Sadat was succeeded by his vice president Hosni Mubarak, whose hand was injured during the attack. Sadat's funeral was attended by a record number of dignitaries from around the world, including a rare simultaneous attendance by three former US presidents: Gerald Ford, Jimmy Carter and Richard Nixon. Sudan's President Jaafar Nimeiry was the only Arab head of state to attend the funeral. Only 3 of 24 states in the Arab League – Oman, Somalia and Sudan – sent representatives at all. Sadat was buried in the unknown soldier memorial in Cairo, across the street from the stand where he was assassinated.

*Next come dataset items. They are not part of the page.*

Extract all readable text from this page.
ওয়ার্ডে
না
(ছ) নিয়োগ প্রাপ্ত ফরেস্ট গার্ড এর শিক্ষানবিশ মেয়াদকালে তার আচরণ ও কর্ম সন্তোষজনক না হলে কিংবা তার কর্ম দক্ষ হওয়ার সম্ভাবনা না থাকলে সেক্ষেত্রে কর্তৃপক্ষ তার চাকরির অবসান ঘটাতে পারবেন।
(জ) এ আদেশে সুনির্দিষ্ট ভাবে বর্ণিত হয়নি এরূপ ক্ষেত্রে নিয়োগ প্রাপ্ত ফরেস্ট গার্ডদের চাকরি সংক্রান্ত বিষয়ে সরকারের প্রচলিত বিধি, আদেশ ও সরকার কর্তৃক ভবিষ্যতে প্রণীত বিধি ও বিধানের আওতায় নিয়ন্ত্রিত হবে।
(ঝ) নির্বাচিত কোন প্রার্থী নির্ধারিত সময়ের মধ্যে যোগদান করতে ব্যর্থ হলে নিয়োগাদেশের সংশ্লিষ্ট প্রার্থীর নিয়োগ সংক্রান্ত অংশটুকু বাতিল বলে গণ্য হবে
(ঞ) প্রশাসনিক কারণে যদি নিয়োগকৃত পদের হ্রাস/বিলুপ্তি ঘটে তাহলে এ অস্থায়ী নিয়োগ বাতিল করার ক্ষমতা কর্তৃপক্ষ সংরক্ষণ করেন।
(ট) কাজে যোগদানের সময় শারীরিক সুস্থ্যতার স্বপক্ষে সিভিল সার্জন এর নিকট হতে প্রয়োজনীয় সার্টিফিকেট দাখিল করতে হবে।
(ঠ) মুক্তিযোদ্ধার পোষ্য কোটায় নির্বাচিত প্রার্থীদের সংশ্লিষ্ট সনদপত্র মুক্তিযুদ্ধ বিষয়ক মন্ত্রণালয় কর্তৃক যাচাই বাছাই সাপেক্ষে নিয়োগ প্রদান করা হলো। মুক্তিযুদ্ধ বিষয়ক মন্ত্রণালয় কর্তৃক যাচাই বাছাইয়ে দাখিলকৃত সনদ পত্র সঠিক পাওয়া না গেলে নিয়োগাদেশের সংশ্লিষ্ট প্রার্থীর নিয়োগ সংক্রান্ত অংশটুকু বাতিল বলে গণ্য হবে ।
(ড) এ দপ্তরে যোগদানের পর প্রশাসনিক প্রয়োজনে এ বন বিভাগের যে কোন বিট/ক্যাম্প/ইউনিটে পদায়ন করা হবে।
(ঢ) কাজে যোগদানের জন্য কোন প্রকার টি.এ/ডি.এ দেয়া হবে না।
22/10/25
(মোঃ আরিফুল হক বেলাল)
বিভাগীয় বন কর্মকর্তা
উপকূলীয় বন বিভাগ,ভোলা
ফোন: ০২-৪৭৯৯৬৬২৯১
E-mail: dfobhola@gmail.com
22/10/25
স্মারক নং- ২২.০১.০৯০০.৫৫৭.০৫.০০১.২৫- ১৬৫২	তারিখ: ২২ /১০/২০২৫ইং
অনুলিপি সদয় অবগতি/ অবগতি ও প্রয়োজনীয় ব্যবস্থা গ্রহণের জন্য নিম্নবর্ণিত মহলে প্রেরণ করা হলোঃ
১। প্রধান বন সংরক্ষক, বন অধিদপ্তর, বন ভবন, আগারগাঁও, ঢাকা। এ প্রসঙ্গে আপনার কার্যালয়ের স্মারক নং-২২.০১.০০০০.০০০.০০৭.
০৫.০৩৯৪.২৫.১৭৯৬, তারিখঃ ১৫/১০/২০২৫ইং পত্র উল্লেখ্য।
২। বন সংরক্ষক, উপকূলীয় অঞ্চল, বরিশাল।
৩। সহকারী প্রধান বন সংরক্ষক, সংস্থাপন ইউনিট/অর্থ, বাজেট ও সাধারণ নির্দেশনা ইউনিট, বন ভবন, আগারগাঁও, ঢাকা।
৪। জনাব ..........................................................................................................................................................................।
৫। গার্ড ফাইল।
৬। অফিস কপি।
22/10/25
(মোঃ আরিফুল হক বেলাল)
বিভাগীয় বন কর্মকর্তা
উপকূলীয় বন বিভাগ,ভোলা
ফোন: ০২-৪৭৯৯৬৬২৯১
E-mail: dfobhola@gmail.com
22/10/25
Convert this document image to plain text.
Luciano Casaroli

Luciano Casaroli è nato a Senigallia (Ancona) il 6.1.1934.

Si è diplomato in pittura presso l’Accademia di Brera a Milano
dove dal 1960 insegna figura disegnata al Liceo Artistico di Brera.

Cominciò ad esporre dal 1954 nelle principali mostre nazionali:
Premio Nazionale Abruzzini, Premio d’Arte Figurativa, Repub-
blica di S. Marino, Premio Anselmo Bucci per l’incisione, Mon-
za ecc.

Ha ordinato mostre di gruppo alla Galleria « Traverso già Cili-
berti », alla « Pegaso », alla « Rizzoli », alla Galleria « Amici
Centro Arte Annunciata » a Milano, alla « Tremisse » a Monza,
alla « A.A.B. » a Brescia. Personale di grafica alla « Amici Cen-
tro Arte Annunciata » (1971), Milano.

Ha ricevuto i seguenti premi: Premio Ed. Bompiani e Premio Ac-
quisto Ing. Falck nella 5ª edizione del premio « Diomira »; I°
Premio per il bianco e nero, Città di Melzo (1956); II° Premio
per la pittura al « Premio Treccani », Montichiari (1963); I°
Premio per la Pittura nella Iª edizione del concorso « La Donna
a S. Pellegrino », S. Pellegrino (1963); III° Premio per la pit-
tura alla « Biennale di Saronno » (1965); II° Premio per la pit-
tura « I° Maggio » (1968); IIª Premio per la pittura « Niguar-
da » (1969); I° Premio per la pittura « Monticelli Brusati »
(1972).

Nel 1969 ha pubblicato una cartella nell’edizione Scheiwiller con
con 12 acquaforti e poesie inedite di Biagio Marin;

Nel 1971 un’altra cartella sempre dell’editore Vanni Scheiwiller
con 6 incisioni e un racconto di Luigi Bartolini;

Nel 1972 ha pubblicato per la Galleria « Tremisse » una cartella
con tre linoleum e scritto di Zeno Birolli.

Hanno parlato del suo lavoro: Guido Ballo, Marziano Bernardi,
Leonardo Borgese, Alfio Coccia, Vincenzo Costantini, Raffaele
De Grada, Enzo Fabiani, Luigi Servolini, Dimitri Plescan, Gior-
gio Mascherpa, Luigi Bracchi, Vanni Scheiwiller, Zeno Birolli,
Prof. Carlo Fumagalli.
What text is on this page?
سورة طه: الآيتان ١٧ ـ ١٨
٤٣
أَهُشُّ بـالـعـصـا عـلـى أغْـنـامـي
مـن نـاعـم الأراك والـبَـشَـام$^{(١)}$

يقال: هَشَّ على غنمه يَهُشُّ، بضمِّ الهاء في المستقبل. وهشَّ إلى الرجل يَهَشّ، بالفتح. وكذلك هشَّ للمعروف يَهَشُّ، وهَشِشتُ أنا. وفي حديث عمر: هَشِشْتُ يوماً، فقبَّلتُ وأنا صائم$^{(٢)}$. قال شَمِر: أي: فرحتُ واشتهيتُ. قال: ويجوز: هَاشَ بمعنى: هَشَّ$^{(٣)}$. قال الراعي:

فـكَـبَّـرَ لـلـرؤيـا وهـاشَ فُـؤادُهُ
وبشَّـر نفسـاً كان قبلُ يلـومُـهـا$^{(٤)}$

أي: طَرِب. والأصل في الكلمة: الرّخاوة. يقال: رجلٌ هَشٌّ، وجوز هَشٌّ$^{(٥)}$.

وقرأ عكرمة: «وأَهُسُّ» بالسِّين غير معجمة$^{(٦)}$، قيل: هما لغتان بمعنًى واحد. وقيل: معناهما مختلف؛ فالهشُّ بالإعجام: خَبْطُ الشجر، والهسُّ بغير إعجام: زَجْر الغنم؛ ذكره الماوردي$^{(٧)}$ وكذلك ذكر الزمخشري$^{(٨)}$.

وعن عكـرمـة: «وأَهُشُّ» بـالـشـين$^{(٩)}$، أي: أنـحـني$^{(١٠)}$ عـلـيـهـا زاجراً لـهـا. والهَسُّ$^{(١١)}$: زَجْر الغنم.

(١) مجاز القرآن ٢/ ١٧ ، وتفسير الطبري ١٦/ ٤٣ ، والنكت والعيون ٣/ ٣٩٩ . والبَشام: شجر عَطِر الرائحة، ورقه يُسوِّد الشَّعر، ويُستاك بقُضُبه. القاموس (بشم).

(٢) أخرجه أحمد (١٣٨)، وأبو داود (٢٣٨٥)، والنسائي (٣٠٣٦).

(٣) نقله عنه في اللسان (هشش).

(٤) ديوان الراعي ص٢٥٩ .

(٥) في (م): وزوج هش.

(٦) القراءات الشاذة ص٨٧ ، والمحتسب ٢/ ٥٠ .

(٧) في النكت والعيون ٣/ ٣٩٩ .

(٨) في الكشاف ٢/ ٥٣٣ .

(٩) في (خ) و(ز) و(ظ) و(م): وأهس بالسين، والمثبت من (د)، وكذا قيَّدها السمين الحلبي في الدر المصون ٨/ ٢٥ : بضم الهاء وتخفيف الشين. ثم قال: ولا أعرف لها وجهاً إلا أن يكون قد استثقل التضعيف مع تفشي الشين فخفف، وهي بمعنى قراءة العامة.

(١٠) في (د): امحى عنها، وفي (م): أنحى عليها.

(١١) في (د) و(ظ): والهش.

Over three hundred Islamic radicals were indicted in the trial of assassin Khalid Islambouli, including Ayman al-Zawahiri, Omar Abdel Rahman and Abd al-Hamid Kishk. The trial was covered by the international press and Zawahiri's knowledge of English made him the de facto spokesman for the defendants. Zawahiri was released from prison in 1984. His brother Muhammad al-Zawahiri was imprisoned from 2000 until 17 March 2011, and then re-arrested on 20 March 2011. Abboud al-Zomor and Tareq al-Zomor, two Islamic Jihad leaders imprisoned in connection with the assassination, were released on 11 March 2011. Despite these facts, the nephew of the late president, Talaat al-Sadat, claimed that the assassination was an international conspiracy. On 31 October 2006, he was sentenced to a year in prison for defaming Egypt's armed forces, less than a month after he gave the interview accusing Egyptian generals of masterminding his uncle's assassination. In an interview with a Saudi television channel, he also claimed both the United States and Israel were involved: "No one from the special personal protection group of the late president fired a single shot during the killing, and not one of them has been put on trial," he said.